Now, that still means that we have 99.9% of our genomes in common from one person to the next, but it’s that little bit of difference that adds up into being millions of variations since there are billions of letters, A, G, T, and C, in the human genome. There are billions of those letters, so even a few million is a small percentage but it’s a large search space.

We took ultra-rare variants that were only identified in our subjects and not been reported in public databases, and we examined those that were exclusively found in patients with schizophrenia.

We looked specifically for mutations that were observed in genes more than once in patients with schizophrenia and were found more than twice in patients with schizophrenia. We examined those genes in which none of our healthy controls had had a mutation.

We looked to see what those genes had in common and what we could learn about the possible genetics of schizophrenia from examining those genes. We found a number of interesting genes relating to neurodevelopment, to synaptic formation, but in particular, these are some genes that had been found previously in other studies.

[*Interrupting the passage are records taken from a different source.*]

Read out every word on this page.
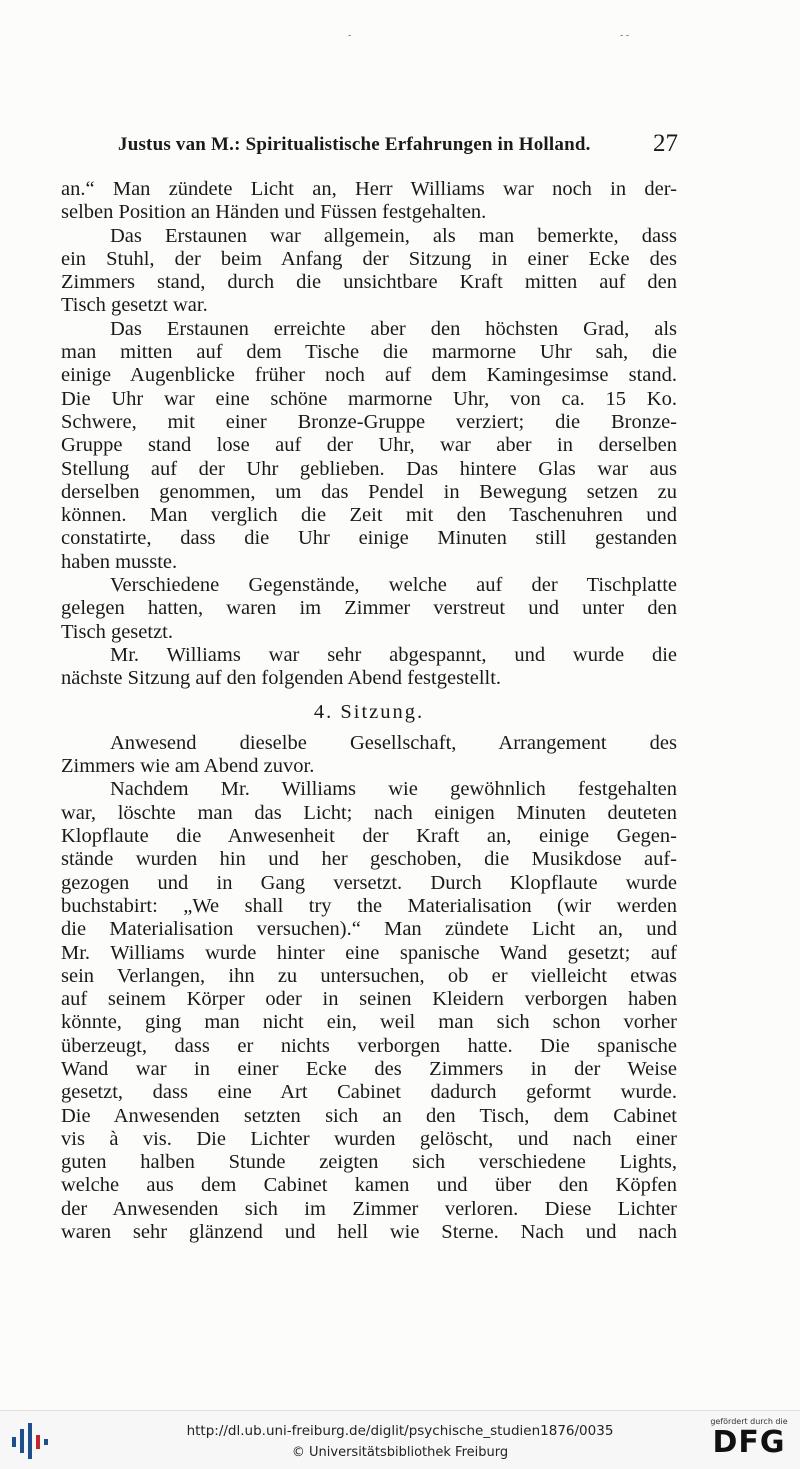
-	- -
Justus van M.: Spiritualistische Erfahrungen in Holland. 27
an.“ Man zündete Licht an, Herr Williams war noch in der-
selben Position an Händen und Füssen festgehalten.
Das Erstaunen war allgemein, als man bemerkte, dass
ein Stuhl, der beim Anfang der Sitzung in einer Ecke des
Zimmers stand, durch die unsichtbare Kraft mitten auf den
Tisch gesetzt war.
Das Erstaunen erreichte aber den höchsten Grad, als
man mitten auf dem Tische die marmorne Uhr sah, die
einige Augenblicke früher noch auf dem Kamingesimse stand.
Die Uhr war eine schöne marmorne Uhr, von ca. 15 Ko.
Schwere, mit einer Bronze-Gruppe verziert; die Bronze-
Gruppe stand lose auf der Uhr, war aber in derselben
Stellung auf der Uhr geblieben. Das hintere Glas war aus
derselben genommen, um das Pendel in Bewegung setzen zu
können. Man verglich die Zeit mit den Taschenuhren und
constatirte, dass die Uhr einige Minuten still gestanden
haben musste.
Verschiedene Gegenstände, welche auf der Tischplatte
gelegen hatten, waren im Zimmer verstreut und unter den
Tisch gesetzt.
Mr. Williams war sehr abgespannt, und wurde die
nächste Sitzung auf den folgenden Abend festgestellt.
4. Sitzung.
Anwesend dieselbe Gesellschaft, Arrangement des
Zimmers wie am Abend zuvor.
Nachdem Mr. Williams wie gewöhnlich festgehalten
war, löschte man das Licht; nach einigen Minuten deuteten
Klopflaute die Anwesenheit der Kraft an, einige Gegen-
stände wurden hin und her geschoben, die Musikdose auf-
gezogen und in Gang versetzt. Durch Klopflaute wurde
buchstabirt: „We shall try the Materialisation (wir werden
die Materialisation versuchen).“ Man zündete Licht an, und
Mr. Williams wurde hinter eine spanische Wand gesetzt; auf
sein Verlangen, ihn zu untersuchen, ob er vielleicht etwas
auf seinem Körper oder in seinen Kleidern verborgen haben
könnte, ging man nicht ein, weil man sich schon vorher
überzeugt, dass er nichts verborgen hatte. Die spanische
Wand war in einer Ecke des Zimmers in der Weise
gesetzt, dass eine Art Cabinet dadurch geformt wurde.
Die Anwesenden setzten sich an den Tisch, dem Cabinet
vis à vis. Die Lichter wurden gelöscht, und nach einer
guten halben Stunde zeigten sich verschiedene Lights,
welche aus dem Cabinet kamen und über den Köpfen
der Anwesenden sich im Zimmer verloren. Diese Lichter
waren sehr glänzend und hell wie Sterne. Nach und nach
http://dl.ub.uni-freiburg.de/diglit/psychische_studien1876/0035
© Universitätsbibliothek Freiburg
gefördert durch die
DFG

What was novel to our study was identifying a series of genes in cadherin proteins, and cadherin proteins are very special types of proteins that are involved in the scaffolding that holds together the synapse.

Digging further into our data, we identified one mutation, in particular, that was observed in more patients than any other, and it was in a gene called protocadherin alpha 3. What that told us, we were then able to take that mutation and insert it into an in vitro culture version of that gene and that protein to see how the protein output of that would be different.

What we discovered is that that protein which was supposed to go to the plasma membrane where it can form that synaptic scaffolding instead remained in the cytoplasm of the cell and did not go to the cell membrane and did not, what we call, dimerize.

Did not adhere to itself to create a particular molecular structure, but instead remains scattered throughout the cell. This is a novel mechanism that we were able to identify as potentially having an important role in the biology of schizophrenia. Now, what’s important to mention here is that this mutation was found in a few of our patients.

This is not something that is going to be found in even 1 percent of all patients with schizophrenia or even one percent of all Ashkenazi Jewish patients with schizophrenia. This is giving us a very important clue as to the type of neuronal abnormality that may underlie schizophrenia.

Our hypothesis is, and this will require further study, of course, is that many of the mutations that the genetic heterogeneity that I’ve described in schizophrenia, which is vast and quite different from one patient to the next, may, in fact, converge upon a few biological pathways of interest. These may have specific clues to novel treatment technologies and novel approaches.

Reference

Lencz T, Yu J, Khan RR, et al. Novel ultra-rare exonic variants identified in a founder population implicate cadherins in schizophrenia. Neuron. 2021 Mar 16.[Epub ahead of print].


Dr. Lencz leads the Laboratory of Neurogenomic Biomarkers within the Institute of Behavioral Science at The Feinstein Institutes for Medical Research, Manhasset, New York. He is founder and co-leader of The Ashkenazi Genome Consortium, New York, an international collaboration of leading researchers studying the genetics of complex disease by examining DNA samples drawn from members of this genetically unique “founder” population. Dr. Lencz also leads the international cognitive genomics consortium (COGENT) and is a member of the Psychiatric Genomics Consortium and the Enhancing Neuroimaging Genetics through Meta-analysis (ENIGMA) consortium.

Dr. Lencz was among the first recipients of the EUREKA (Exceptional, Unconventional Research Enabling Knowledge Acceleration) award from the National Institute of Mental Health (NIMH), Bethesda, Maryland. He has previously received a Career Development Award from NIMH, as well as a Young Investigator Award and an Independent Investigator Award from the Brain and Behavior Research Foundation. Dr. Lencz has also served as Chair of several grant review panels at the National Institutes of Health.